Писателя, искусство которого находится вне классически рационального восприятия, неизменно постигает трагедия постоянного духовного одиночества. Он живет в особенном, им самим создаваемом мире – и состояние полного отчуждения от других людей бывает под силу лишь немногим, одаренным исключительной сопротивляемостью. Мы знаем, что большинство его не выдерживает. Мы знаем также, что обостренное сознание неминуемого приближения смертельной опасности делает этих людей, с нашей точки зрения, почти сумасшедшими: вспомните Паскаля, всегда видевшего бездну рядом со своим стулом.
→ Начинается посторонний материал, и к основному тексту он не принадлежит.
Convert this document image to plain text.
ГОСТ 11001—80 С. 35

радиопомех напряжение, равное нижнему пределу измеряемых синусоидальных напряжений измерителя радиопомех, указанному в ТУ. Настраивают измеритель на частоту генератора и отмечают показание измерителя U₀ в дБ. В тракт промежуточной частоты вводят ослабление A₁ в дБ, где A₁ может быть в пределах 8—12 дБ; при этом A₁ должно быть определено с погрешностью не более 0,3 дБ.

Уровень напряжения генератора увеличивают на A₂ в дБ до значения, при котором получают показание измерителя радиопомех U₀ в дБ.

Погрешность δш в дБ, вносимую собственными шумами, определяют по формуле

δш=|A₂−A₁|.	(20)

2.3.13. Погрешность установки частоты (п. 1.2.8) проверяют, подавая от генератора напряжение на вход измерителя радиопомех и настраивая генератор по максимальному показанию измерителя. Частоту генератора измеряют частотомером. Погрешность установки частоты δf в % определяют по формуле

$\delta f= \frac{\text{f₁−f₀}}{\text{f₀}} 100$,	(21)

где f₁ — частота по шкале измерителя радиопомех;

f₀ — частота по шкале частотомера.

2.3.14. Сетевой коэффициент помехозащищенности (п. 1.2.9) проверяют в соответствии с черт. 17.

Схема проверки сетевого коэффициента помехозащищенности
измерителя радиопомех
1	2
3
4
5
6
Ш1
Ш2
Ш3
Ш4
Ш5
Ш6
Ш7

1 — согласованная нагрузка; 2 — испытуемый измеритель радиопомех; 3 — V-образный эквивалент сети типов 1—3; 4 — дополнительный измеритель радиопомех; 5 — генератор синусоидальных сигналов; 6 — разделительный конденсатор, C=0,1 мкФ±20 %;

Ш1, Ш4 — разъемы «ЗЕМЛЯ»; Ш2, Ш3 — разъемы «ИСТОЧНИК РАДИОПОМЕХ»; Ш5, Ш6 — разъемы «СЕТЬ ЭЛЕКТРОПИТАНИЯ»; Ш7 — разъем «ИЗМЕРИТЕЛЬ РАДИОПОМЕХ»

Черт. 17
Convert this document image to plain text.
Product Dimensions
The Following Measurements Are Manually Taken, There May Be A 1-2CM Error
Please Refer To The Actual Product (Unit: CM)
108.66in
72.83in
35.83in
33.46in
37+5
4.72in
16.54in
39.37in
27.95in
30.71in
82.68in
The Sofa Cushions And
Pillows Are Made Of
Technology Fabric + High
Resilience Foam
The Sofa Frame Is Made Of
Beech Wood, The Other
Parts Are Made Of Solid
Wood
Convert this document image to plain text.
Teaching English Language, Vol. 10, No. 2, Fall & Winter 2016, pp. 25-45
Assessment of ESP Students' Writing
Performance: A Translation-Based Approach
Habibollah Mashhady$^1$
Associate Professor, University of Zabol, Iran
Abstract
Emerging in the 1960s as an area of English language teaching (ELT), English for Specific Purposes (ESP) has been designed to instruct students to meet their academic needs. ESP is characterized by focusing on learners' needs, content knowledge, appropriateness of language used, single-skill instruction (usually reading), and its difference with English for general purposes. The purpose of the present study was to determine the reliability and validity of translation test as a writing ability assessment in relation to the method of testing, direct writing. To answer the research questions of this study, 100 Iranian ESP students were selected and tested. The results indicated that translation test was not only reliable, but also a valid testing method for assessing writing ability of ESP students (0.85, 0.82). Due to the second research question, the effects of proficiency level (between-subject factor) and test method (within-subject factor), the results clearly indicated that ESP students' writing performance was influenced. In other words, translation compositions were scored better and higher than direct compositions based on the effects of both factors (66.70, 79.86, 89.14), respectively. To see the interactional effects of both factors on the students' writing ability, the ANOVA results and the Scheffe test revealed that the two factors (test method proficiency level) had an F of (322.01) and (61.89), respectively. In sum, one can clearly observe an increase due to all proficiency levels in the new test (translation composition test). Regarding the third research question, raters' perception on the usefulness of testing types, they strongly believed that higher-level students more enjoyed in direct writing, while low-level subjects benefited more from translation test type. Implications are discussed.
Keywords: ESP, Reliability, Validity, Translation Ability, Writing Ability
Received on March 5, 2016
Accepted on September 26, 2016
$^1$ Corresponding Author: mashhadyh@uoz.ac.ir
Чувство страха принимает у них необыкновенные размеры. «Ничего не произошло, но мне страшно», – записывает в своем дневнике герой Le Horla. «Существование страшного в каждой частице воздуха», – повторяет Рильке.

Если бы никто из них не преодолел этого страха, многие страницы Гоголя, По, Мопассана остались бы ненаписанными. Но самое древнее человеческое чувство, так жестоко наказанное библейской мудростью, побуждает их все же пытаться постигнуть неведомые законы несуществующего – почти дословно цитирую По: «Постичь ужас моих ощущений, я утверждаю, невозможно; но жадное желание проникнуть в тайны этих страшных областей, перевешивает во мне даже отчаяние и может примирить меня с самым отвратительным видом смерти. Вполне очевидно, что мы бешено стремимся к какому-то волнующему знанию – к какой-то тайне, которой никогда не суждено быть переданной и достижение которой есть смерть» («Рукопись, найденная в бутылке»).

* * *

Фантастика Гоголя, начавшаяся с карикатурных чертей «Вечеров на хуторе близ Диканьки», с полунасмешливого описания субтильных бесов и уродливых ведьм, прошла сквозь «Мертвые души» и остановилась на «Портрете» и «Записках сумасшедшего». В Петербургских его рассказах она сделалась тем страшнее, что слилась с петербургской действительностью и перестала быть отвлеченной.

В рассказе «Вий», начинающемся в тоне удивительного гоголевского юмора, почти всегда граничащего с какой-то странной формой безумия, кажется совершенно непостижимым переход от первой части, где фигурирует знаменитая бричка, напоминавшая овин, поставленный на колеса, – ко второй, где изображаются чудовища, окружившие Хому Брута.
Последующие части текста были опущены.